Cityscope is reminiscent of a gigantic crystal. Its facets, covered in a light-reflecting material, create a multi-level and perpetually changing portrait of space. The installation reflects the movement of passers-by and fragments of the architectural background, and breaks the sun’s rays into colors of the rainbow. Like the patterns of a kaleidoscope, which are never the same, the sculpture is always changing — its appearance depends on the time of day, the weather, and the people around it.

The bevelling structure can be seen as an urban kaleidoscope, that reflects fragmented views on the city and composes at the same time a three-dimensional image of the surrounding facades. While moving around the sculpture the images, that reflect on the triangulated envelope, continuously change. In that way the beholder becomes an integral part of the installation and its complex reflections. The radiant foil, that is applied to the outer skin of the sculpture reflects, dependent on the daylight situation and the position of the beholder, the light in different colours. The colour-transformation generates an intentional alienation, that reinforces the idea of a fragmented perception.

Like the facades of a city, the specular envelope becomes transparent in the night, when the installation is illuminated from the inside. The appearance changes in another transformation-process into complementary colours and the inside of the installation can be experienced. Both the aluminium framework and the synthetic panels of the bevelling skin were fabricated directly from the 3D-Model, using CNC technologies. The light installation was programmed with different sequences in order to support a dynamic perception of the sculpture by night.

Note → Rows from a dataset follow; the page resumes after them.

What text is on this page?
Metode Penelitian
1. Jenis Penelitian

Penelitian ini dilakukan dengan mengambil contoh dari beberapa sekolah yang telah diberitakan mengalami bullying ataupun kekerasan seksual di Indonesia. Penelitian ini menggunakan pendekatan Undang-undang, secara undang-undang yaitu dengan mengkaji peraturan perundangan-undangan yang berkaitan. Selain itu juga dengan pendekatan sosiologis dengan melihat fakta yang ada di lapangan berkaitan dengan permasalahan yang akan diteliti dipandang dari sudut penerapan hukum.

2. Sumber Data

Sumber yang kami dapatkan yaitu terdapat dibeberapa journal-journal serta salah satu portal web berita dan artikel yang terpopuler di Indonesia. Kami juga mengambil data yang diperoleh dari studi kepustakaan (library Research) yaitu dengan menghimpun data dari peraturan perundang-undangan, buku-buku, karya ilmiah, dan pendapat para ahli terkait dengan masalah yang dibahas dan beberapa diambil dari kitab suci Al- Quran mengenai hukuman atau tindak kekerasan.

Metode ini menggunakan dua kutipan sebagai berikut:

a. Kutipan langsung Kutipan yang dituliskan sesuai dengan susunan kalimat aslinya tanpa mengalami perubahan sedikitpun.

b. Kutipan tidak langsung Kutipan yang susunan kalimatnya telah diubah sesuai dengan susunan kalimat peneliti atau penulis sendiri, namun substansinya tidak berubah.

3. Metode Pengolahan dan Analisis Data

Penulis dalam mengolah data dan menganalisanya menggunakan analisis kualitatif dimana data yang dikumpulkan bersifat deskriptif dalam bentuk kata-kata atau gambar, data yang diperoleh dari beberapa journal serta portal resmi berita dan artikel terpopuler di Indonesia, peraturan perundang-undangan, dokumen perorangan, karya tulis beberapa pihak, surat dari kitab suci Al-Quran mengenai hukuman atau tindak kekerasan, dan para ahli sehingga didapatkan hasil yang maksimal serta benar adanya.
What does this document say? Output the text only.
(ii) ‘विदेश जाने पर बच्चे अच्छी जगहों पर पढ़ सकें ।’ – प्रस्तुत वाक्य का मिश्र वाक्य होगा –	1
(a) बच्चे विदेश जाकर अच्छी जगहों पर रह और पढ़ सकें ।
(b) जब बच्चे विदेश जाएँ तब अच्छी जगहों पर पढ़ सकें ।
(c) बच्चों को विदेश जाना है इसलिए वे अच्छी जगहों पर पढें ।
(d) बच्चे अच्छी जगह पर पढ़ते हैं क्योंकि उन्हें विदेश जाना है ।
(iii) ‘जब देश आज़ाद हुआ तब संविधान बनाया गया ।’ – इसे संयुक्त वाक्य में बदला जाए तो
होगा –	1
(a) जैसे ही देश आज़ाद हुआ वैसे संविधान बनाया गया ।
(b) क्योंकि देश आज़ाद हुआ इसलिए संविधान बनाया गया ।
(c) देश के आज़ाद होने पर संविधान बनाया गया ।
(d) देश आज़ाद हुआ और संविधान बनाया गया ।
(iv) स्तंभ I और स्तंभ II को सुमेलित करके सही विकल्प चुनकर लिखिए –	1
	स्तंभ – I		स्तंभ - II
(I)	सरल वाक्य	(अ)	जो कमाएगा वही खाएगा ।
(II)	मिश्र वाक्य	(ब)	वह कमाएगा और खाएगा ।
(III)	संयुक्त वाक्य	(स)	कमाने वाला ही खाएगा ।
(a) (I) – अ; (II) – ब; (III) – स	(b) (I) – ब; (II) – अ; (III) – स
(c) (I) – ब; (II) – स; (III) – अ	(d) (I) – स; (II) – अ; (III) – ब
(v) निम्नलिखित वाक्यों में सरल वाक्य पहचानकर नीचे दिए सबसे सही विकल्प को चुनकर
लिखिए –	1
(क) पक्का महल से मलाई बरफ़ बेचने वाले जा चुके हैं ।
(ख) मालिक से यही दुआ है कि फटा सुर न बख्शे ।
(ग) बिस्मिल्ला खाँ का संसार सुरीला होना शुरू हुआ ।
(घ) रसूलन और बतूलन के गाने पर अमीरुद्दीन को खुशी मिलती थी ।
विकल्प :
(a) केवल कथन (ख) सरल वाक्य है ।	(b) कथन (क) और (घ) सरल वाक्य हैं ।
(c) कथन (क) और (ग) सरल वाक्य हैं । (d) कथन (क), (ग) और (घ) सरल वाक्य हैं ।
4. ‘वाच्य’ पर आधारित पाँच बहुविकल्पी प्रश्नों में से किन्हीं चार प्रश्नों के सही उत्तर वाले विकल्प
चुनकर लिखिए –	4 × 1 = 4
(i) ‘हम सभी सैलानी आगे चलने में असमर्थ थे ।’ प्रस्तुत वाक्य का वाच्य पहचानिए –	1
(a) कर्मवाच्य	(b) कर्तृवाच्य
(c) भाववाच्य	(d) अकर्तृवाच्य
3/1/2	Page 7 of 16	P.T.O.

The crystal-like installation has been exposed 2008 front of the main station in Cologne, a highly frequented urban square, that allows different angles of vision and supports at the same time the interaction of the beholder with the installation. In 2014 it has been a part of Lexus Hybrid Art 2014 project and opened under the flag of Russia’s largest-scale cultural event — Moscow Museum Night. The presentation of the installation coincided with the conclusion of the Museum Night March: Cityscope became the finishing point of a grand theatrical march of artists, curators, musicians, museum directors, dancers and passersby.